Introductory courses on assisting the disabled participate in sports are held nationwide and last for three to four days. Working knowledge of Japanese is necessary. Those interested can find times and locations of seminars through the following link on the Japan Para-Sports Association's website: https://www.jsad.or.jp/leader/leader_workshop_elementary.html.

"The fact is that a lot of people don't know being a trainer in disabled sports is a thing," Ueda said. "Of course now, with the Tokyo Paralympics coming up next year, the awareness level is quite high. But the real question is, what happens after the Paralympics are over? How much can we sustain?"

"At the time of the Nagano Olympics and the Nagano Paralympics, things really took off and interest soared. When they ended, it lost a lot of steam."

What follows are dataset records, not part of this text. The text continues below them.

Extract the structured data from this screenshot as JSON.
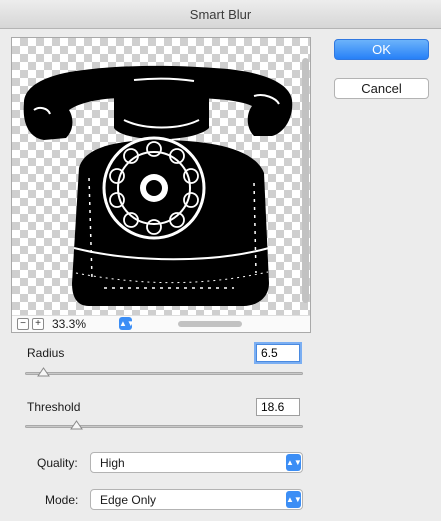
{
  "window": {
    "title": "Smart Blur"
  },
  "preview": {
    "zoom": "33.3%",
    "zoom_out": "−",
    "zoom_in": "+"
  },
  "buttons": {
    "ok": "OK",
    "cancel": "Cancel"
  },
  "radius": {
    "label": "Radius",
    "value": "6.5",
    "slider_fraction": 0.065
  },
  "threshold": {
    "label": "Threshold",
    "value": "18.6",
    "slider_fraction": 0.186
  },
  "quality": {
    "label": "Quality:",
    "value": "High"
  },
  "mode": {
    "label": "Mode:",
    "value": "Edge Only"
  },
  "colors": {
    "accent": "#2f86f6",
    "background": "#ececec"
  }
}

"Within Tokyo we are trying to create a model for sustaining disabled sports participation as an intrinsic part of society. We are looking past the 'Paralympics this' and the 'Paralympics that' to find a plan for permanent change. (Eventually,) within that framework (volunteer) trainers will have a role."

Those who take the plunge can only learn the basics, including how rules for sports differ from those for people without disabilities. The courses try to get newcomers to understand that one's disabilities are essentially "individual characteristics," something to be understood in the process of assisting the disabled to enjoy sports.

"If someone has paralysis in the left shoulder, that doesn't mean they can't use their right. It doesn't mean they can't move," Ueda said. "But if you don't move at all, then the joints become immobilized. But you can't force it, so the first thing a person teaching sports to the disabled is learning what people can do."

"The truth is nobody's going to be proficient at that time. After that, people on their own get involved with others in real situations, build experience. People with disabilities are all different. One has to talk to people, actually see what they can do with their own eyes and understand. Being able to do that is a necessary skill."

Ueda said that as a university student, he learned that teaching the disabled forces one to prioritize the most fundamental skills of education, listening, and understanding. It wasn't part of his plan as a student, but interaction with individuals changed his life.

"In the end, it's about people," he said. "It's not about, 'This is what I want to do' but about the people you meet."